Когда Афанасьев проснулся, он увидел товарища из Особого отдела фронта. Допрашивал тот бывшего окруженца, о котором пекся сам товарищ Сталин, двое суток.
Под каким номером обнародуют этот приказ, Верховный не знал и пока был уверен, что вообще сделает написанное им достоянием истории.

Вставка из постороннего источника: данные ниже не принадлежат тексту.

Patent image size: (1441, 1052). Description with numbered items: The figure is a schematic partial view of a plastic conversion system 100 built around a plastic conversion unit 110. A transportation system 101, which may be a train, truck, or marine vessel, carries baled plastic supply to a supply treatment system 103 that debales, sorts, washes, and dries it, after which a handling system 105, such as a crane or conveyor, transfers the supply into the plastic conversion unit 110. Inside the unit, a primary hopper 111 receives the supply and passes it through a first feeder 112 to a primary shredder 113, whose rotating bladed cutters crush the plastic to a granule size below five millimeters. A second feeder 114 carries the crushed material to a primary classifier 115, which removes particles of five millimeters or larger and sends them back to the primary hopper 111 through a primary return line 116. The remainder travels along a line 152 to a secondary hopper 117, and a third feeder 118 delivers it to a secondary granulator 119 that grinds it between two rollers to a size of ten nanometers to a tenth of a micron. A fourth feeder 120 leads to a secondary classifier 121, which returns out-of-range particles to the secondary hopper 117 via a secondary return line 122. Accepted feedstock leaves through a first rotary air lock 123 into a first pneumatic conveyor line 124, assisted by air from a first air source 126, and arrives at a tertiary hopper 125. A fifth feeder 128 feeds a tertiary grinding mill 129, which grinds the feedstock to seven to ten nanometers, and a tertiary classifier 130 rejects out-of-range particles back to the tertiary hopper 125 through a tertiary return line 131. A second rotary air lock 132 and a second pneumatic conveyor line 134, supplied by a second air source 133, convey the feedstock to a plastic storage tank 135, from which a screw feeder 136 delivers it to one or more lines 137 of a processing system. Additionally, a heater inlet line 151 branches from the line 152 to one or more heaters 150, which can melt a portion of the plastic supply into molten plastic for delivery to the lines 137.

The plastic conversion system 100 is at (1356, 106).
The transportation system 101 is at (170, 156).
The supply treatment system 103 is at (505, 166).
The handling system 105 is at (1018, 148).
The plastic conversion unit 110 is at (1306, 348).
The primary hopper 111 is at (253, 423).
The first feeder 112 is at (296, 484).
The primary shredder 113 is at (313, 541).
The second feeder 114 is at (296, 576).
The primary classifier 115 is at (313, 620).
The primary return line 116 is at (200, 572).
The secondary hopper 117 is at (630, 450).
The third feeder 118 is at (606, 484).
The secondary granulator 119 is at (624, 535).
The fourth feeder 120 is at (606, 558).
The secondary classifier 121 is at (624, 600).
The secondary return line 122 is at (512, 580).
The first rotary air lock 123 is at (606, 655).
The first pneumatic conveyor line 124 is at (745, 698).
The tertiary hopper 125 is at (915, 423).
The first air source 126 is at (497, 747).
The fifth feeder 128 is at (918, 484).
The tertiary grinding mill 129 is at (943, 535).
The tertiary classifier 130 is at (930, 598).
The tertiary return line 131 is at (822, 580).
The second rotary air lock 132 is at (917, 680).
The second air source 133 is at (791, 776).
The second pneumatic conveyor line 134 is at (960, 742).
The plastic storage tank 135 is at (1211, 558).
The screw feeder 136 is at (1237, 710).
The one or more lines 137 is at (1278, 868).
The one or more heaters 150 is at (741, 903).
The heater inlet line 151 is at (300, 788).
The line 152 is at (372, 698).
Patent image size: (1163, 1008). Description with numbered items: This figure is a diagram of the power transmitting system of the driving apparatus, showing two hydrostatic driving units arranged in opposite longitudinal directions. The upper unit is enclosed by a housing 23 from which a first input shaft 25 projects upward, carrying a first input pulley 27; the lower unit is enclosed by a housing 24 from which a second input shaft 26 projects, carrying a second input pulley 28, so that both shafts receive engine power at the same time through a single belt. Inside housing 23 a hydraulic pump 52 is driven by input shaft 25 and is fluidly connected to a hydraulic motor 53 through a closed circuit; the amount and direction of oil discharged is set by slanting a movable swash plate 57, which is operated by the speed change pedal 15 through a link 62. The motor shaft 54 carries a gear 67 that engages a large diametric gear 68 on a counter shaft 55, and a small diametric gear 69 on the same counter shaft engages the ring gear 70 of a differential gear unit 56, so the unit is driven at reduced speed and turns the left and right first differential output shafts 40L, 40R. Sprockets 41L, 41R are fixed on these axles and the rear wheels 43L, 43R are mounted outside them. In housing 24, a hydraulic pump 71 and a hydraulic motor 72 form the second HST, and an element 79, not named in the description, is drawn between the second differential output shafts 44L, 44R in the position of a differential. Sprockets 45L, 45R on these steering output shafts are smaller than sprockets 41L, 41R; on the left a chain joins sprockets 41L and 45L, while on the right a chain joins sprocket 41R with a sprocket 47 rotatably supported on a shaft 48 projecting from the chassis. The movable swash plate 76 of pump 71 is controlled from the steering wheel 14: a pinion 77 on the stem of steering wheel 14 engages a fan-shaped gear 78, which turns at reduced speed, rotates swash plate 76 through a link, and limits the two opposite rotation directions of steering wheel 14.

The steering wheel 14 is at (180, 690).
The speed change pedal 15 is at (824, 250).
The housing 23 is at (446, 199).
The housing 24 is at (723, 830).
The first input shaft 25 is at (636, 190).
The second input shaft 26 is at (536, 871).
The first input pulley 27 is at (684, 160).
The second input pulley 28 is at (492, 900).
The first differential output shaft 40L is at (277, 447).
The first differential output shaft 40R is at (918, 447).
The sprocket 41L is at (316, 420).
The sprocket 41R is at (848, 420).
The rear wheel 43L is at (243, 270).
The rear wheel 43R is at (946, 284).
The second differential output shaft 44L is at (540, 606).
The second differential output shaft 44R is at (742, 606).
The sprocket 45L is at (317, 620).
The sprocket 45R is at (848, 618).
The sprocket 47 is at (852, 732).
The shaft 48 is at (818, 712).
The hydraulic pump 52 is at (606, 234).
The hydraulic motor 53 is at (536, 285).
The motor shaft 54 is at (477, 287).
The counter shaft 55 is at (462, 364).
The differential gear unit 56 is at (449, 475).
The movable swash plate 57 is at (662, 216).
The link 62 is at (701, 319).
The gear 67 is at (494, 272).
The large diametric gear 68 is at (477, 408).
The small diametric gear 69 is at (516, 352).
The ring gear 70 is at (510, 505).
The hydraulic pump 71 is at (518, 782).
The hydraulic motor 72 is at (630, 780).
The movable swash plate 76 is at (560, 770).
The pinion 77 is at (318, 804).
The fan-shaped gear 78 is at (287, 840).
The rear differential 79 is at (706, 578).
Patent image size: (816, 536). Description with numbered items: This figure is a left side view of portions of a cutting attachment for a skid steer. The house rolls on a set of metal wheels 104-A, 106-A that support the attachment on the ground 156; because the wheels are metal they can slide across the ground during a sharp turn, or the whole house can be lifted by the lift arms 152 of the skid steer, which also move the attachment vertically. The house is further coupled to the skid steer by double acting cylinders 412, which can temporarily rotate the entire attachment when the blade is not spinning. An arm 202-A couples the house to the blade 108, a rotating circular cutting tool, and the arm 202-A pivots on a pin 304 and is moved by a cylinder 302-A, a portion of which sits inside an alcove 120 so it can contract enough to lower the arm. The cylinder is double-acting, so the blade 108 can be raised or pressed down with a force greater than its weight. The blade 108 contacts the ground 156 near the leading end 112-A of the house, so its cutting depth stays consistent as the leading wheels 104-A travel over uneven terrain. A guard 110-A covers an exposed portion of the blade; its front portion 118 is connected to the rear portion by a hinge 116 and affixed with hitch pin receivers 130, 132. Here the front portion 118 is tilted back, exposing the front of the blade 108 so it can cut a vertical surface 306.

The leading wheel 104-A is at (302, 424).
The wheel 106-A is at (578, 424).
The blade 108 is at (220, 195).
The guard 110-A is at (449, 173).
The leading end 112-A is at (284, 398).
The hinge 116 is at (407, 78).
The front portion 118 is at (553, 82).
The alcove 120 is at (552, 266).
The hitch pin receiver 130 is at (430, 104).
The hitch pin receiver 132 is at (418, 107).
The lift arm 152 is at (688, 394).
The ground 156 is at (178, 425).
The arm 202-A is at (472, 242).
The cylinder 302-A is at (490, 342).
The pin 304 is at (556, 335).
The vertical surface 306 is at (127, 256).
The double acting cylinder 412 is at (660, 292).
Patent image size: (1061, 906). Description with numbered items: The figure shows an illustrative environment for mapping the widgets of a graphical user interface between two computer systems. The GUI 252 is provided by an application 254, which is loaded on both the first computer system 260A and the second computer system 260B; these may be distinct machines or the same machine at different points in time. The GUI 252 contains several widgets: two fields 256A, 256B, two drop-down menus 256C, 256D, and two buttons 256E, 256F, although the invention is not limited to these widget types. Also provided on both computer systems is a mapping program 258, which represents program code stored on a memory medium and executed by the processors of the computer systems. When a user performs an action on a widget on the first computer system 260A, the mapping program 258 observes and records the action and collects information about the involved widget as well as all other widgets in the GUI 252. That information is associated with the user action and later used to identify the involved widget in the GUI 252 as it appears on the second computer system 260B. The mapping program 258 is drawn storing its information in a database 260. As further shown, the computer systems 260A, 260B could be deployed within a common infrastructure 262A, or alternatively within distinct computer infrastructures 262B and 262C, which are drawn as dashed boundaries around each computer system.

Но понимал, что общие слова будут здесь неуместны, и поэтому начал уверенно и конкретно: «Враг бросает на фронт все новые и новые силы и, не считаясь с большими для него потерями, лезет вперед, рвется в глубь Советского Союза, захватывает новые районы, опустошает и разоряет наши города и села, насилует и убивает советское население. Бои идут в районе Воронежа, на Дону, на Юге — у ворот Северного Кавказа. Немецкие оккупанты рвутся к Сталинграду, к Волге и хотят любой ценой захватить Кубань, Северный Кавказ с их нефтяными и хлебными богатствами. Враг уже захватил Ворошиловград, Старобельск, Россошь, Купянск, Валуйки, Новочеркасск, Ростов-на-Дону, половину Воронежа. Часть войск Южного фронта, идя за паникерами, оставили Ростов и Новочеркасск без серьезного сопротивления и без приказа Москвы, покрыв свои знамена позором».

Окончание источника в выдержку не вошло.